96 Fotos, für jeden Tag eines
Ohne die enge Betreuung durch eine Sozialpädagogin der Klinik, viele Gespräche, Austausch mit anderen Eltern im Frühchencafé und vor allem den Rückhalt durch ihren Mann hätte Anika das kaum durchgestanden, meint sie.
Drei Monate sind Liams Eltern rund um die Uhr in der Klinik, morgens Anika, nachmittags kommt ihr Mann nach der Arbeit dazu. 96 Fotos von Liam, eines für jeden Tag, hängen mittlerweile an einer Wand bei ihnen zuhause.

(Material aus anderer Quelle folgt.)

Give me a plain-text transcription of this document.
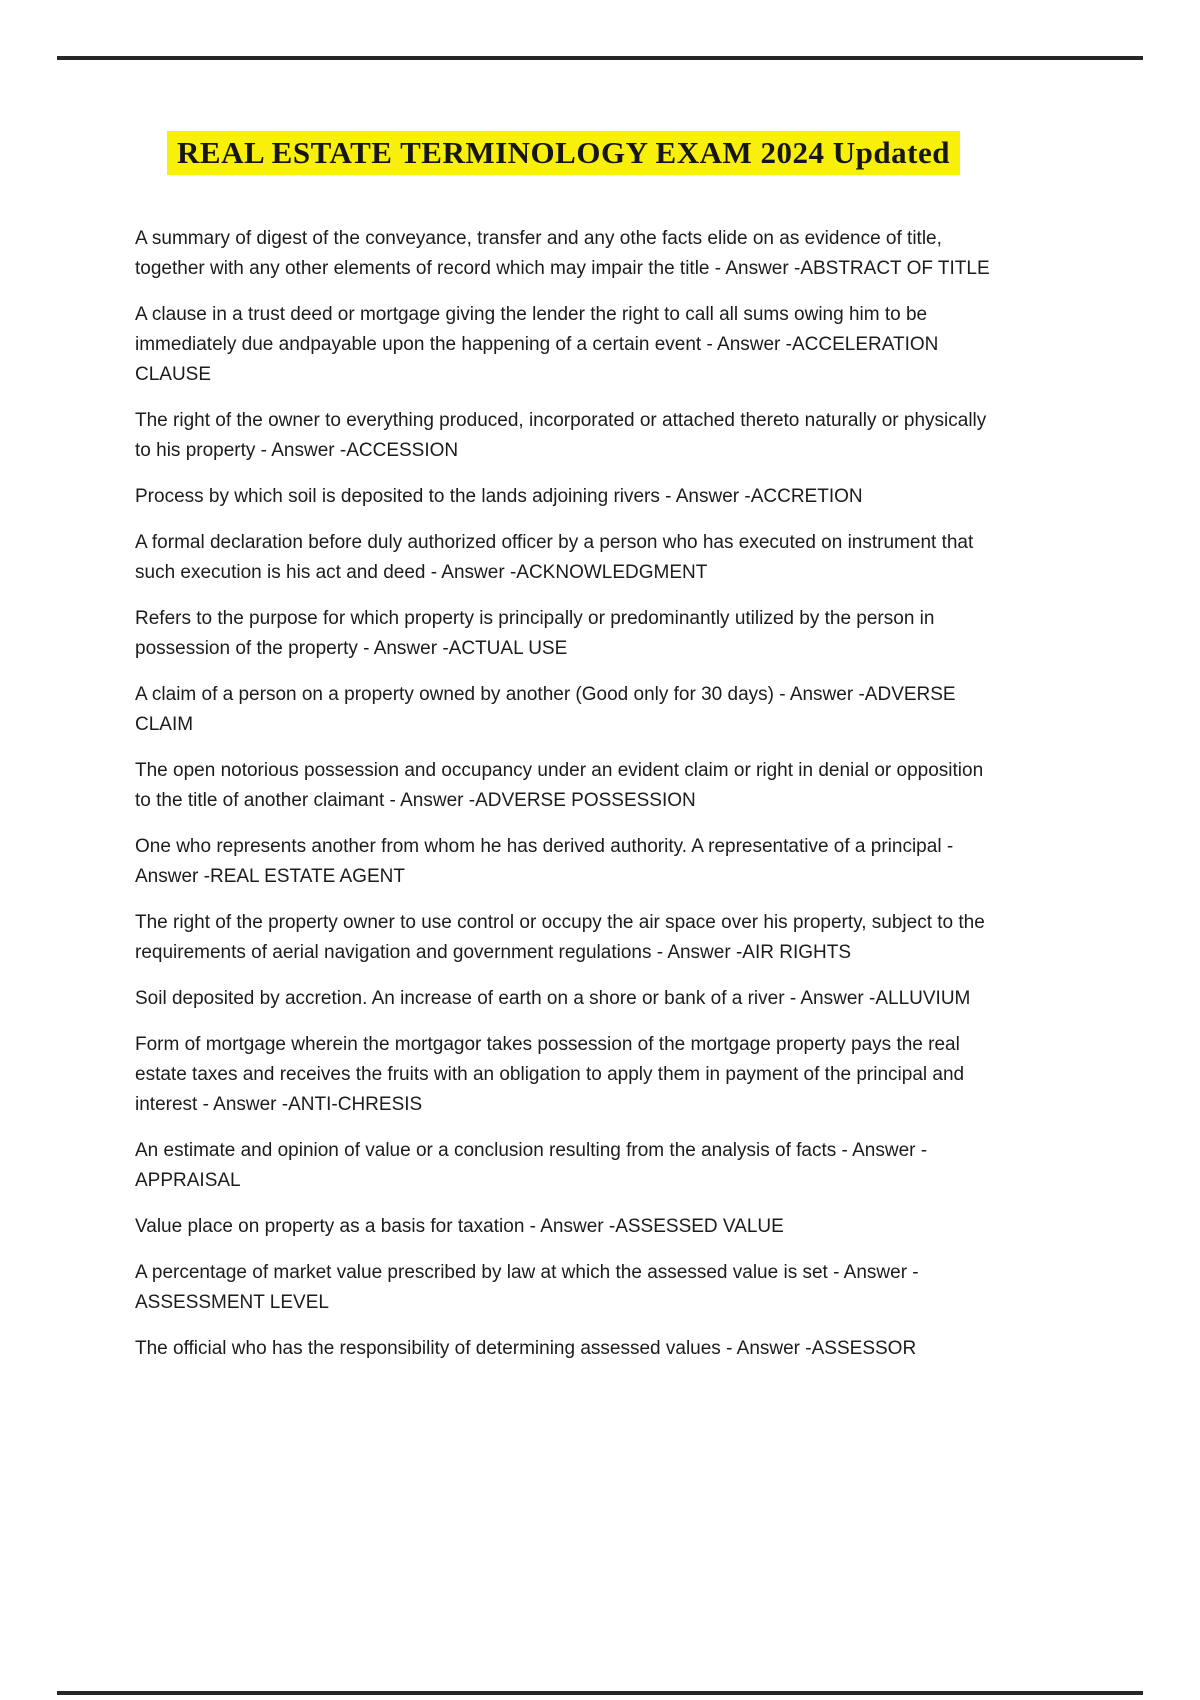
REAL ESTATE TERMINOLOGY EXAM 2024 Updated

A summary of digest of the conveyance, transfer and any othe facts elide on as evidence of title, together with any other elements of record which may impair the title - Answer -ABSTRACT OF TITLE

A clause in a trust deed or mortgage giving the lender the right to call all sums owing him to be immediately due andpayable upon the happening of a certain event - Answer -ACCELERATION CLAUSE

The right of the owner to everything produced, incorporated or attached thereto naturally or physically to his property - Answer -ACCESSION

Process by which soil is deposited to the lands adjoining rivers - Answer -ACCRETION

A formal declaration before duly authorized officer by a person who has executed on instrument that such execution is his act and deed - Answer -ACKNOWLEDGMENT

Refers to the purpose for which property is principally or predominantly utilized by the person in possession of the property - Answer -ACTUAL USE

A claim of a person on a property owned by another (Good only for 30 days) - Answer -ADVERSE CLAIM

The open notorious possession and occupancy under an evident claim or right in denial or opposition to the title of another claimant - Answer -ADVERSE POSSESSION

One who represents another from whom he has derived authority. A representative of a principal - Answer -REAL ESTATE AGENT

The right of the property owner to use control or occupy the air space over his property, subject to the requirements of aerial navigation and government regulations - Answer -AIR RIGHTS

Soil deposited by accretion. An increase of earth on a shore or bank of a river - Answer -ALLUVIUM

Form of mortgage wherein the mortgagor takes possession of the mortgage property pays the real estate taxes and receives the fruits with an obligation to apply them in payment of the principal and interest - Answer -ANTI-CHRESIS

An estimate and opinion of value or a conclusion resulting from the analysis of facts - Answer -APPRAISAL

Value place on property as a basis for taxation - Answer -ASSESSED VALUE

A percentage of market value prescribed by law at which the assessed value is set - Answer -ASSESSMENT LEVEL

The official who has the responsibility of determining assessed values - Answer -ASSESSOR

Schließlich, vor einer Woche dann der Befreiungsschlag: Liam kann die Intensivstation verlassen. Seitdem geht es täglich bergauf. Der kleine Mann bringt jetzt stolze 2.500 Gramm auf die Waage und ist 15 Zentimeter gewachsen. Allmählich traut Anika sich bereits über die Entlassung nachzudenken. Das Trinken aus dem Fläschchen, das muss er noch üben. Und ganz ohne Unterstützung beim Atmen geht es noch nicht. Aber wenn es gut läuft, so die Ärzte, kann Liam zum errechneten Geburtstermin nach Hause. Am 4. Dezember - Weihnachten in den eigenen vier Wänden zum ersten Mal als Familie, daran halten Anika und ihr Mann sich fest.